Nicholas Whittaker (born 1953) is a British writer of non-fiction books on popular culture, often incorporating autobiographical extracts from his own life. He was born in Shrewsbury and lived in Burton upon Trent until 1975. Whittaker has worked as a freelance journalist for pornographic magazines, interviewing figures such as Ray Cooney, Divine, Donald Sinden, Steve Harley, Justin de Villeneuve, Uri Geller and Kingsley Amis for Club International.

== Books ==
Whittaker’s first book was Platform Souls, published in 1995 on the subject of the British hobby of trainspotting. It follows his progress from the dying days of the steam locomotive in Britain (1964-1968), through the so-called Rail Blue diesel era of the 1970s, and his travels around Britain and Europe, by rail.

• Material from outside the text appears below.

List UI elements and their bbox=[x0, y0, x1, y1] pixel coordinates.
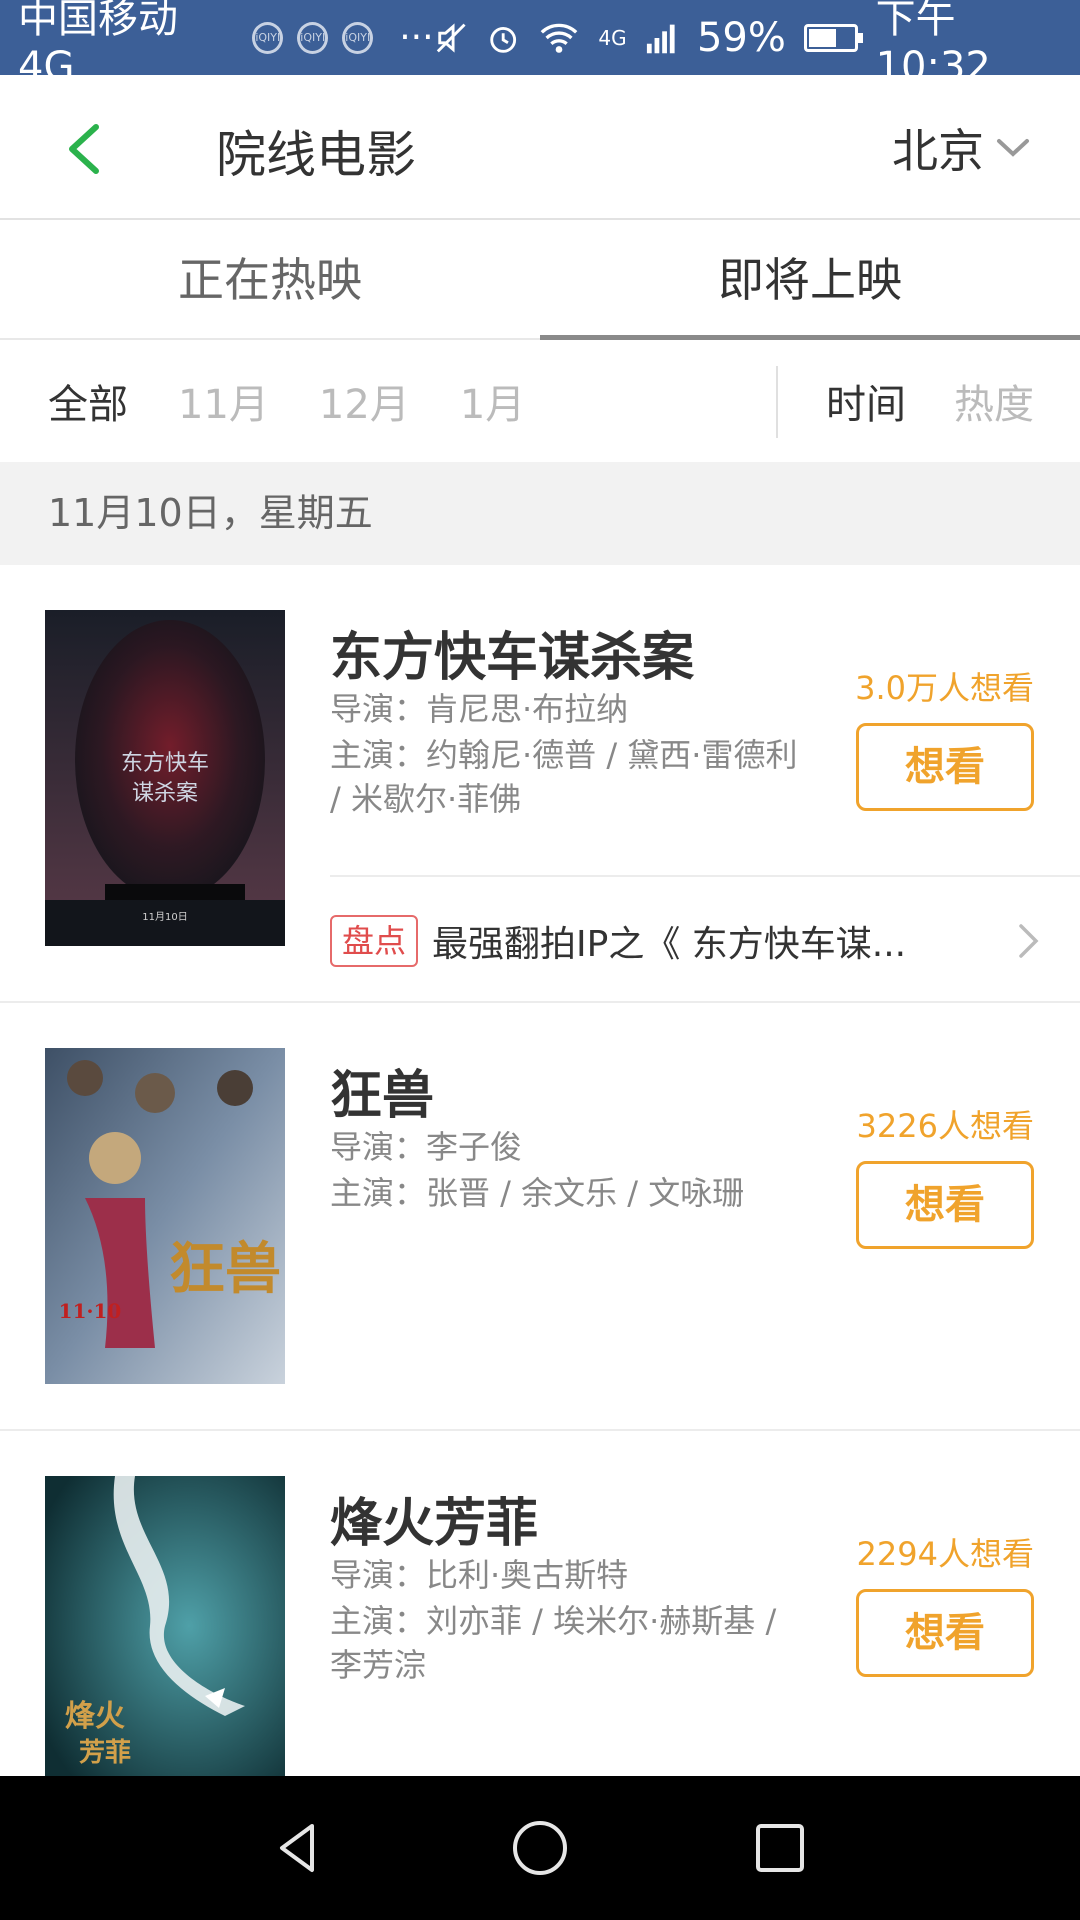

The book ends with his failed attempts to interest his young sons in what was once a common hobby for a majority of British boys.

Blue Period (1997) was an autobiographical piece about Whittaker’s years working for pornographic magazines, notably Fiesta and then the Paul Raymond publications Razzle, Men Only and Club International. The book contrasts the popular and accepted mythologies of sexual liaisons in the magazines with the more mundane reality of Whittaker's own romantic experiences.

Sweet Talk (1998), subtitled "The Secret History of Confectionery", was a popular history of British confectionery. It told the story of sweets, chocolate, liquorice, chewing gum and ice cream from the late 19th century up until the end of the 20th, much of it seen through the perspective of sweet shops, school children and stories in the popular press. The book draws from a century’s worth of trade magazines such as Sweet Shop Owner and Confectionery News.

Published in 2001, Whittaker's Toys Were Us takes a look at toys and games from the mid 19th century to the final years of the 20th. The book was based on research in toy trade journals and is an overview of childhood favourites such as Hornby Dublo, Monopoly and Spirograph.

In August 2015 Icon Books published a revised and updated 20th anniversary edition of Platform Souls.